The religious symbolism of his farming is equally apparent. Unlike the typical subsistence farmer, who would clearly understand the end result of his work, Thoreau claims not even to know the point or final goal of all his labor. He asks, “Why should I raise them? Only Heaven knows.” In acknowledging that God alone knows why he is engaged in bean cultivation, Thoreau is ignoring the material side of farming and transforming it into an almost biblical parable about the mysteries of human endeavor on earth: we cannot claim to know why we live, for only God knows. Like the Book of Ecclesiastes, which says that for every human life there is a time to reap and a time to sow, the emphasis here is on the mystical and symbolic process of agriculture rather than on the market value of its saleable products. Thus the careful calculations found in the first chapter, “Economy,” and later in this chapter (reporting that a hoe costs fifty-four cents), seem less important when he says he does not even know why he is farming: calculations do not matter when the end result is not important. In fact he claims that in the future he will not sow beans at all but will rather practice an agriculture of morals, sowing “such seeds … as sincerity, truth, simplicity, faith, innocence, and the like.” In short, although Thoreau’s mythical bean-field allusions majestically enhance the spiritual and philosophical side of his Walden project and of the work we are reading, it also undermines Thoreau’s frequent attempts to portray his ideas as the simple and practical-minded thoughts of any common field worker close to nature. Inspirational and thought-provoking as his literary work is, it is certainly not the product of the mind of an ordinary New England small farmer.
Thoreau’s discovery that his bean-fields are on the site of ancient Native American plots gives an interesting, multicultural touch to this chapter, which is full of Greek, Roman, and biblical allusions from Western culture.
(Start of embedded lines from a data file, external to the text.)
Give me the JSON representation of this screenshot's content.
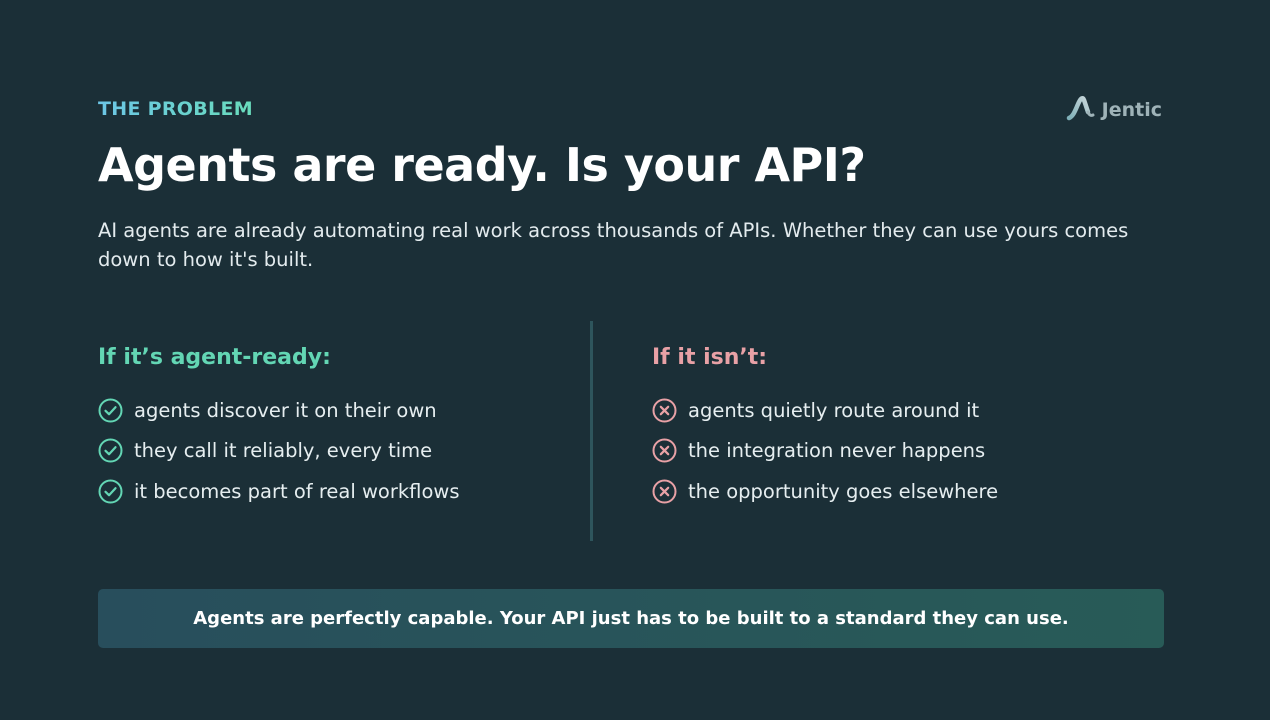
{
  "header": {
    "eyebrow": "THE PROBLEM",
    "brand": "Jentic",
    "brand_logo_icon": "jentic-logo-icon"
  },
  "title": "Agents are ready. Is your API?",
  "intro": "AI agents are already automating real work across thousands of APIs. Whether they can use yours comes down to how it's built.",
  "left": {
    "heading": "If it’s agent-ready:",
    "icon": "check-circle-icon",
    "items": [
      {
        "label": "agents discover it on their own"
      },
      {
        "label": "they call it reliably, every time"
      },
      {
        "label": "it becomes part of real workflows"
      }
    ]
  },
  "right": {
    "heading": "If it isn’t:",
    "icon": "x-circle-icon",
    "items": [
      {
        "label": "agents quietly route around it"
      },
      {
        "label": "the integration never happens"
      },
      {
        "label": "the opportunity goes elsewhere"
      }
    ]
  },
  "banner": {
    "text": "Agents are perfectly capable. Your API just has to be built to a standard they can use."
  },
  "colors": {
    "background": "#1b2f37",
    "positive": "#63d6b4",
    "negative": "#e8a1a6",
    "eyebrow_start": "#6cc6e6",
    "eyebrow_end": "#69dcbc"
  }
}
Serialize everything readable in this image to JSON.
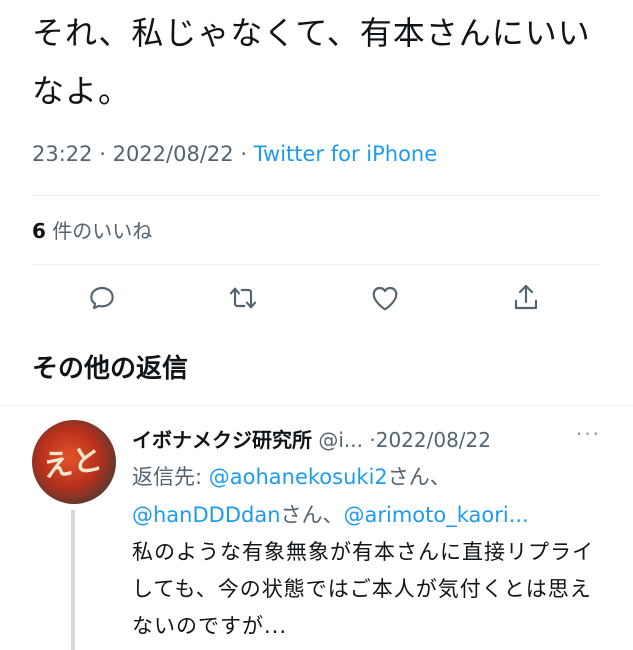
{
  "tweet": {
    "text": "それ、私じゃなくて、有本さんにいいなよ。",
    "time": "23:22",
    "date": "2022/08/22",
    "source": "Twitter for iPhone",
    "likes_count": "6",
    "likes_label": "件のいいね"
  },
  "actions": {
    "reply_icon": "reply-icon",
    "retweet_icon": "retweet-icon",
    "like_icon": "heart-icon",
    "share_icon": "share-icon"
  },
  "section_title": "その他の返信",
  "reply": {
    "avatar_text": "えと",
    "name": "イボナメクジ研究所",
    "handle": "@i...",
    "date": "2022/08/22",
    "more": "···",
    "replying_prefix": "返信先: ",
    "mention1": "@aohanekosuki2",
    "suffix1": "さん、",
    "mention2": "@hanDDDdan",
    "suffix2": "さん、",
    "mention3": "@arimoto_kaori",
    "suffix3": "...",
    "body": "私のような有象無象が有本さんに直接リプライしても、今の状態ではご本人が気付くとは思えないのですが..."
  },
  "colors": {
    "accent": "#1d9bf0",
    "muted": "#536471",
    "text": "#0f1419",
    "divider": "#eff3f4"
  }
}
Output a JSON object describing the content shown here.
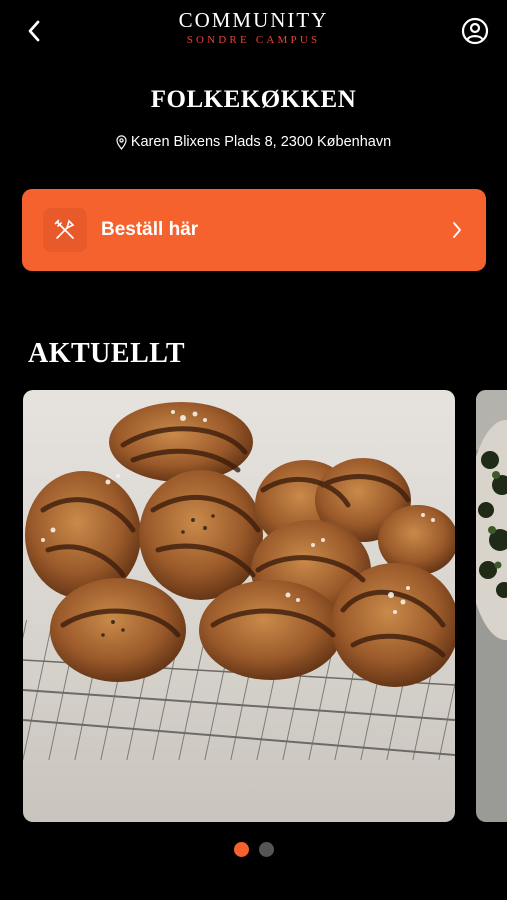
{
  "header": {
    "title": "COMMUNITY",
    "subtitle": "SONDRE CAMPUS",
    "back_icon": "chevron-left-icon",
    "profile_icon": "user-circle-icon",
    "accent_color": "#e8413a"
  },
  "venue": {
    "name": "FOLKEKØKKEN",
    "address": "Karen Blixens Plads 8, 2300 København",
    "address_icon": "map-pin-icon"
  },
  "order": {
    "label": "Beställ här",
    "icon": "fork-knife-icon",
    "chevron_icon": "chevron-right-icon",
    "color": "#f5622d"
  },
  "news": {
    "title": "AKTUELLT",
    "cards": [
      {
        "image": "cinnamon-buns-photo"
      },
      {
        "image": "herb-dish-photo"
      }
    ],
    "dots": [
      {
        "active": true,
        "color": "#f5622d"
      },
      {
        "active": false,
        "color": "#555555"
      }
    ]
  }
}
But he does not claim that the land belongs to the original inhabitants any more than it belongs to the invading westerners. The soil he cultivates is full of Native American artifacts, but they mingle with “bits of pottery and glass brought hither by the recent cultivators.” The land, in other words, is a mixed bag of traces of different cultures, a mosaic of different origins. He thus shows little interest in claiming it belongs purely and singly to any culture, native or European. This apathy implies a non-possessive attitude. Unlike many American settlers who claimed an absolute right to their conquered homesteads, Thoreau views himself as an interloper in territories that are not his own: “I disturbed the ashes of unchronicled nations who in primeval years lived under these heavens.” He is not quite apologizing for intruding upon alien lands, but is at least registering that he is disturbing the spirits (or at least the remains) of others who came before him. Since many early Americans believed that white people brought culture to a virgin land, Thoreau shows a forward-thinking fairness in acknowledging that he is only one in a long line of people who have lived on this land since “primeval years.” His focus is on living in harmony with the land rather than on asserting some idea of cultural ownership over it.